Pas non plus de référence aux questions de filiation. Aujourd'hui, quand un enfant naît, le mari ou concubin est considéré d'office comme étant le père : c'est la "présomption de paternité". Les associations homoparentales demandaient elles une "présomption de parenté", ce qui n'a pas été retenu dans le texte. Le projet du gouvernement n'inclut pas non plus de statut du tiers (ou du beau-parent), réclamé par les assos LGBT et les familles recomposées.
Le coup de force : la "Manif pour tous"
Le gouvernement et les partisans du mariage pour tous ne l'ont pas vue venir. Au départ multiple et divisée, l'opposition s'est montrée féroce et très organisée. Tout a commencé le 23 octobre, sur l'esplanade de la Défense à Paris, avec le slogan "un papa, une maman, on ne ment pas aux enfants" et une mise en scène un peu ridicule mais bien voyante, comme le racontait notre journaliste.
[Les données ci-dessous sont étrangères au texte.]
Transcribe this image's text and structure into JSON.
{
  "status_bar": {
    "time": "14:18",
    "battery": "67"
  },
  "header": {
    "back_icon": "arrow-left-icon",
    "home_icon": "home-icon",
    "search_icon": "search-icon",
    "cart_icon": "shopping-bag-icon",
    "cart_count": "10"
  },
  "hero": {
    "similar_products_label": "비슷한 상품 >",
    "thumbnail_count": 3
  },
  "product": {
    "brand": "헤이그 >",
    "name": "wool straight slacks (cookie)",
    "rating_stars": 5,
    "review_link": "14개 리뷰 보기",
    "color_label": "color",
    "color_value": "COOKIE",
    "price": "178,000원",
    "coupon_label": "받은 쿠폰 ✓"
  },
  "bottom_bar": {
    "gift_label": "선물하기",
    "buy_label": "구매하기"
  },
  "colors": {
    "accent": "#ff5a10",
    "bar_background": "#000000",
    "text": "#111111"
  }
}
En organisant sa "Manif pour tous" du 13 janvier, le camp du "non" a enfoncé le clou en rassemblant au moins 340 000 manifestants à Paris. Avec sa communication millimétrée, sa logistique digne d'un concert de Johnny Hallyday et ses porte-paroles très médiatiques comme Frigide Barjot, l'opposition a réussi à se faire entendre et même à être reçue à l'Elysée.
Le ras-le-bol : les dérapages homophobes
Est-il possible d'être opposé au mariage pour tous sans être homophobe ? Sur le blog Livret de famille, quatre personnes impliquées dans le débat livrent leur point de vue, sans jamais trancher la question. Une chose est sûre, les dérapages homophobes ont été nombreux : à l'UMP, de la part de responsables de l'Eglise catholique ou dans les manifs. Le blog "Hop-Hop-Hop-Homophobie" a décidé de les archiver, "pour que ça colle à la peau des homophobes".
C'est l'une des raisons qui ont poussé les partisans du projet à s'engager eux aussi dans la bataille de la communication. Les dérapages et le succès de la "Manif pour tous" ont mené à la naissance des nouveaux collectifs Oui Oui Oui et les OUTragés de la République, qui ont préparé la riposte et la manifestation du 27 janvier, qui a rassemblé au moins 125 000 personnes.
L'hésitation apparente du gouvernement
Le gouvernement apparaît parfois divisé, sur la PMA par exemple. François Hollande a d'abord fait l'anguille, avant de ne plus du tout aborder la question. Il est allé jusqu'à prôner la "liberté de conscience" des maires qui refuseraient de célébrer l'union de couples homosexuels, avant de reculer. Les différents ministres chargés du projet se sont tantôt court-circuités, tantôt contredits. L'analyse de Nathalie Saint-Cricq, chef du service politique de France 2.
L'obstruction de l'opposition
Les opposants usent de tous les moyens pour freiner le projet de loi. Des responsables politiques UMP comme Henri Guaino, Laurent Wauquiez, Alain Juppé ont appelé au référendum. Tous ont clamé qu'il n'y avait "pas de débat" et qu'ils voulaient "donner enfin la parole à tous les Français". C'est une idée populaire, mais le référendum est quasiment impossible, sur le plan juridique comme politique.
L'opposition compte à présent mener une guerilla parlementaire. En tout, 5 362 amendements ont été déposés, dont 96% par l'UMP. L'objectif est de retarder au maximum l'adoption du texte, quitte à déposer des demandes absurdes comme la suppression du mariage pure et simple, l'autorisation du mariage incestueux…
Les Français pour le mariage, mitigés sur l'adoption
L'institut CSA s'est penché sur l'évolution des mentalités vis-à-vis de l'homosexualité. Il en ressort que la population française porte un regard plutôt bienveillant sur les homosexuels, sans pour autant les accepter unanimement, analyse Olivier Biffaud sur le blog Scènes politiques.
A 60% (un chiffre plutôt stable ces derniers mois), les Français sont favorables au mariage pour tous. En revanche, le duo mariage-adoption divise presque à égalité : 41% sont pour, 39% contre. D'une manière générale, les femmes, les 25-34 ans, les agnostiques et les sympathisants de gauche sont plus enclins à défendre le projet de loi.